To challenge structural power, the message of climate justice needs to be aligned with other forms of struggle: economic, housing, land and migrant, said Michael.
SKY
Narrow (western) thinking – if it overlooks other traditions - can prevent us seeing the full extent of what the relationships between humans and non-humans might be.
Look up at the sky and remember there are black people in the future... “reminding us we must never repeat the erasure or dispossession of indigenous or Black peoples.”
I told you Michael’s talk was deep.
It’s been sitting with me for almost a fortnight and it continues to swirl around my head. History is not a series of dull facts and dates. Our past can inform, advise and guide our future – and the now.

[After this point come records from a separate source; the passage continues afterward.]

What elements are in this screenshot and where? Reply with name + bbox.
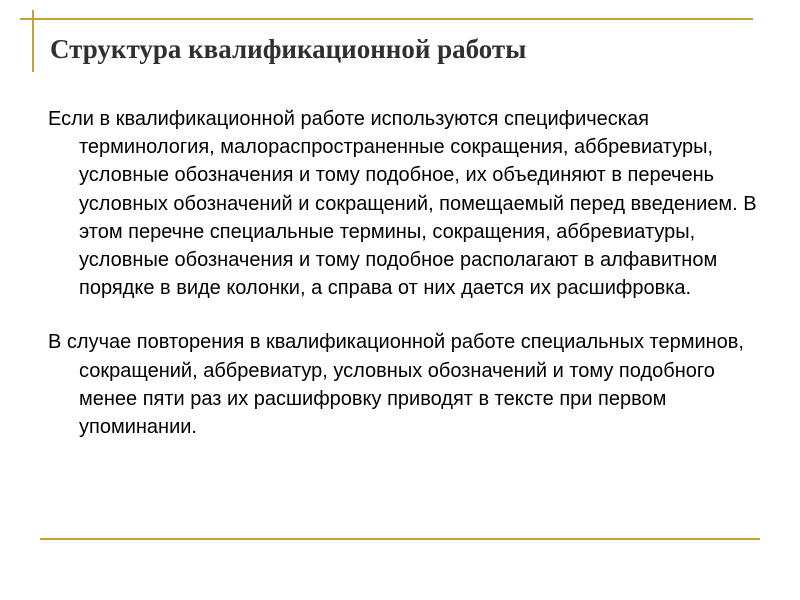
top-divider-line: [20, 18, 753, 20]
paragraph-abbreviations-list: Если в квалификационной работе используются специфическая терминология, малораспространенные сокращения, аббревиатуры, условные обозначения и тому подобное, их объединяют в перечень условных обозначений и сокращений, помещаемый перед введением. В этом перечне специальные термины, сокращения, аббревиатуры, условные обозначения и тому подобное располагают в алфавитном порядке в виде колонки, а справа от них дается их расшифровка.: [48, 108, 757, 300]
left-divider-line: [32, 10, 34, 72]
paragraph-repeated-terms: В случае повторения в квалификационной работе специальных терминов, сокращений, аббревиатур, условных обозначений и тому подобного менее пяти раз их расшифровку приводят в тексте при первом упоминании.: [48, 331, 744, 439]
bottom-divider-line: [40, 538, 760, 540]
slide-title: Структура квалификационной работы: [50, 34, 527, 64]
slide-body: [48, 105, 758, 441]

Michael reminds us that how we design is not just about the ‘look’ of things. Design must consider nature, land, soil, sea, rivers, communities, traditions, indigenous people, heritage, justice and more.
RESOURCES:
. First & Fifteenth (the biweekly newsletter by Michael Kibedi)
. Influences

(the photo shows a presentation slide with the names of people who have influenced Michael Kibedi's research, work and writing. Michael invites you to pick a name and find out more about that person and what they have to say)
. https://www.uxmichael.co (Explore more on Michael’s website)
QUESTIONS (for reflection):
Q. How do we do design that is less extractive AND respects people and their lands?
Q. What might design (and, therefore, technology and communities) look like if we did not put the human at the centre of it?
Q. How will you reflect (and act) on Michael’s observations and findings?